His sensitivity to the criticism about being a publicity seeker seems to be the driving force behind his decision to make our most recent conversation on background only. Bourkoff declines to talk about the specifics of the WarnerMedia deal or how he came to be hired by Stankey. Instead, he talks about how he kept everyone at LionTree focused on their clients during the pandemic, reassuring employees that there would be no layoffs (there weren’t) and sending each a bottle of Oban single-malt Scotch.

What he will talk about, in general terms, is how he thinks about companies like AT&T. He says one of the biggest blunders telephone companies made was giving up control of their customers to the tech companies, like Apple and Google, that make their phones.

In Bourkoff’s view, AT&T’s Great Unwind of WarnerMedia is an example of a company being flexible enough to initiate an industrywide “transformation” by recognizing that the entertainment assets would perform better in the hands of a new leader, instead of those of Stankey, who ran WarnerMedia before becoming CEO of AT&T in July 2020, or in the hands of Jason Kilar, who succeeded Stankey at WarnerMedia and is now holding on for dear life.

Bourkoff’s thinking is that Stankey should be rewarded for having the guts to ditch the media assets and deserves a spot among the greatest pivoters, men like Reed Hastings, who started the streaming revolution.

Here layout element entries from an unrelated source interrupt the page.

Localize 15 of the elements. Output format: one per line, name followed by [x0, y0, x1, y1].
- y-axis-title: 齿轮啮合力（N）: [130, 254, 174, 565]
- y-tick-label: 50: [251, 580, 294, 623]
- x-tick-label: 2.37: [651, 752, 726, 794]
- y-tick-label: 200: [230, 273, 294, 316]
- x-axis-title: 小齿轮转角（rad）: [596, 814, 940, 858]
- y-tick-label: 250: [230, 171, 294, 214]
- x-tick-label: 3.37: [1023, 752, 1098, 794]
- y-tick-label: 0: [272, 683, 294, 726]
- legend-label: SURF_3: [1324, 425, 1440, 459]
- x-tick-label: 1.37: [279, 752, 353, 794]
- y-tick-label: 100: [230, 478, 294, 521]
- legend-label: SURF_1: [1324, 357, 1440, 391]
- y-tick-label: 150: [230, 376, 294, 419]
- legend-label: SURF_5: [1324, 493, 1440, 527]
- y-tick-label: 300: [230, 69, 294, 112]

Would you prefer, his thinking continues, that Stankey & Co. put its collective head in the sand and continue to run its media assets poorly? Far better to have other managers run those companies and use the cash proceeds from the sales to pay down debt and focus on the one thing you do well, or well enough: providing wireless telephone service to hundreds of millions of people. Stankey should be applauded, Bourkoff’s logic goes, for recognizing the need for the Big Pivot and executing on it. (So far, the market is not cheering; AT&T stock is down 11 percent since word of the deal started leaking on May 16.)

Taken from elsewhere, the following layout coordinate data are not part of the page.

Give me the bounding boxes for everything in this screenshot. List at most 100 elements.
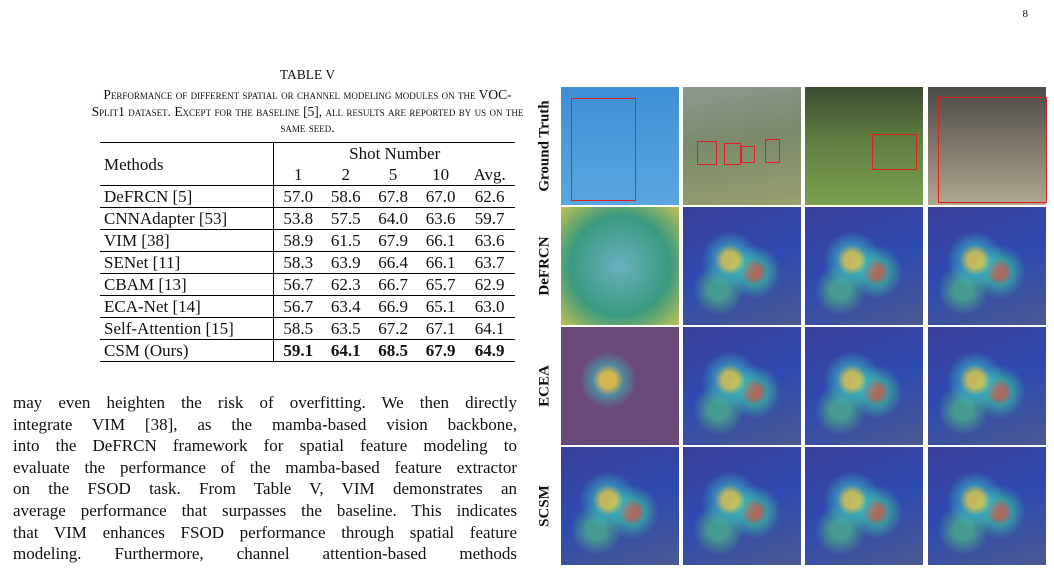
body-text: may even heighten the risk of overfittin… — [13, 392, 517, 565]
image — [805, 327, 923, 445]
value-cell: 65.1 — [425, 297, 456, 316]
value-cell: 57.0 — [283, 187, 314, 206]
row-label: ECEA — [532, 327, 558, 445]
value-cell: 64.9 — [474, 341, 505, 360]
image — [683, 207, 801, 325]
value-cell: 58.3 — [283, 253, 314, 272]
image — [805, 447, 923, 565]
value-cell: 64.1 — [330, 341, 361, 360]
value-cell: 67.9 — [378, 231, 409, 250]
text-line: integrate VIM [38], as the mamba-based v… — [13, 414, 517, 434]
image — [928, 447, 1046, 565]
row-label: DeFRCN — [532, 207, 558, 325]
table-row: SENet [11] 58.3 63.9 66.4 66.1 63.7 — [100, 251, 515, 274]
value-cell: 67.2 — [378, 319, 409, 338]
value-cell: 58.9 — [283, 231, 314, 250]
value-cell: 53.8 — [283, 209, 314, 228]
table-row: CBAM [13] 56.7 62.3 66.7 65.7 62.9 — [100, 273, 515, 296]
text-line: evaluate the performance of the mamba-ba… — [13, 457, 517, 477]
method-cell: CSM (Ours) — [100, 339, 275, 362]
value-cell: 57.5 — [330, 209, 361, 228]
value-cell: 64.0 — [378, 209, 409, 228]
value-cell: 67.1 — [425, 319, 456, 338]
value-cell: 65.7 — [425, 275, 456, 294]
value-cell: 62.3 — [330, 275, 361, 294]
table-row: ECA-Net [14] 56.7 63.4 66.9 65.1 63.0 — [100, 295, 515, 318]
row-label-text: SCSM — [536, 485, 553, 527]
row-label-text: Ground Truth — [536, 100, 553, 192]
row-label: Ground Truth — [532, 87, 558, 205]
text-line: modeling. Furthermore, channel attention… — [13, 544, 517, 564]
image — [561, 207, 679, 325]
image — [561, 327, 679, 445]
column-header: 1 — [293, 165, 303, 184]
value-cell: 66.1 — [425, 231, 456, 250]
value-cell: 56.7 — [283, 297, 314, 316]
image — [561, 87, 679, 205]
value-cell: 67.8 — [378, 187, 409, 206]
method-cell: DeFRCN [5] — [100, 185, 275, 208]
table-row: CSM (Ours) 59.1 64.1 68.5 67.9 64.9 — [100, 339, 515, 362]
column-header: 10 — [432, 165, 450, 184]
method-cell: CBAM [13] — [100, 273, 275, 296]
value-cell: 63.6 — [474, 231, 505, 250]
image — [561, 447, 679, 565]
text-line: may even heighten the risk of overfittin… — [13, 393, 517, 412]
value-cell: 62.6 — [474, 187, 505, 206]
value-cell: 63.7 — [474, 253, 505, 272]
image — [928, 327, 1046, 445]
row-label-text: ECEA — [536, 365, 553, 407]
value-cell: 61.5 — [330, 231, 361, 250]
table-row: CNNAdapter [53] 53.8 57.5 64.0 63.6 59.7 — [100, 207, 515, 230]
value-cell: 66.1 — [425, 253, 456, 272]
column-header: 2 — [341, 165, 350, 184]
table-row: DeFRCN [5] 57.0 58.6 67.8 67.0 62.6 — [100, 185, 515, 208]
value-cell: 62.9 — [474, 275, 505, 294]
value-cell: 59.1 — [283, 341, 314, 360]
value-cell: 58.6 — [330, 187, 361, 206]
image — [928, 207, 1046, 325]
value-cell: 66.9 — [378, 297, 409, 316]
text-line: that VIM enhances FSOD performance throu… — [13, 522, 517, 542]
text-line: average performance that surpasses the b… — [13, 500, 517, 520]
value-cell: 63.6 — [425, 209, 456, 228]
image — [805, 207, 923, 325]
column-header: Avg. — [473, 165, 506, 184]
image — [683, 447, 801, 565]
method-cell: ECA-Net [14] — [100, 295, 275, 318]
bounding-box — [571, 98, 636, 201]
method-cell: SENet [11] — [100, 251, 275, 274]
value-cell: 63.9 — [330, 253, 361, 272]
header-cell: Methods — [100, 142, 275, 186]
value-cell: 67.9 — [425, 341, 456, 360]
bounding-box — [724, 143, 741, 165]
bounding-box — [741, 146, 755, 163]
method-cell: VIM [38] — [100, 229, 275, 252]
value-cell: 67.0 — [425, 187, 456, 206]
value-cell: 58.5 — [283, 319, 314, 338]
row-label-text: DeFRCN — [536, 236, 553, 296]
value-cell: 68.5 — [378, 341, 409, 360]
page-number: 8 — [1022, 8, 1029, 20]
header-cell: Shot Number — [349, 144, 441, 163]
table-row: Self-Attention [15] 58.5 63.5 67.2 67.1 64.1 — [100, 317, 515, 340]
value-cell: 63.0 — [474, 297, 505, 316]
bounding-box — [765, 139, 780, 163]
method-cell: CNNAdapter [53] — [100, 207, 275, 230]
column-header: 5 — [388, 165, 398, 184]
table-row: VIM [38] 58.9 61.5 67.9 66.1 63.6 — [100, 229, 515, 252]
image — [928, 87, 1046, 205]
table-label: TABLE V — [279, 67, 336, 82]
bounding-box — [697, 141, 717, 165]
image — [683, 327, 801, 445]
value-cell: 66.7 — [378, 275, 409, 294]
row-label: SCSM — [532, 447, 558, 565]
value-cell: 59.7 — [474, 209, 505, 228]
value-cell: 66.4 — [378, 253, 409, 272]
table: Methods Shot Number 1 2 5 10 Avg. DeFRCN [5]… — [100, 142, 515, 362]
bounding-box — [872, 134, 917, 170]
value-cell: 63.4 — [330, 297, 361, 316]
table-caption: Performance of different spatial or chan… — [91, 87, 524, 135]
bounding-box — [938, 97, 1047, 203]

It’s clear that the pandemic has made Bourkoff a little more modest than he was in March 2020. He thinks I am giving him too much credit for his important roles in the AT&T and MGM deals. The bankers, he says, are merely following in the wake of their clients. He tells me that the conversations he has in the context of an M&A deal are special because they are built on a foundation of trust. As they used to say about Goldman Sachs, he is long-term greedy, and he and LionTree are just getting started. CEOs across the globe are now seeking him out for a shred of insight into why AT&T ditched WarnerMedia after just three years or what Amazon’s plans for MGM will be. He’s going to save those nuggets for paying customers, or for those who might pay him one day. He’s not going to violate the trust he’s so painstakingly built with his clients to share them with me.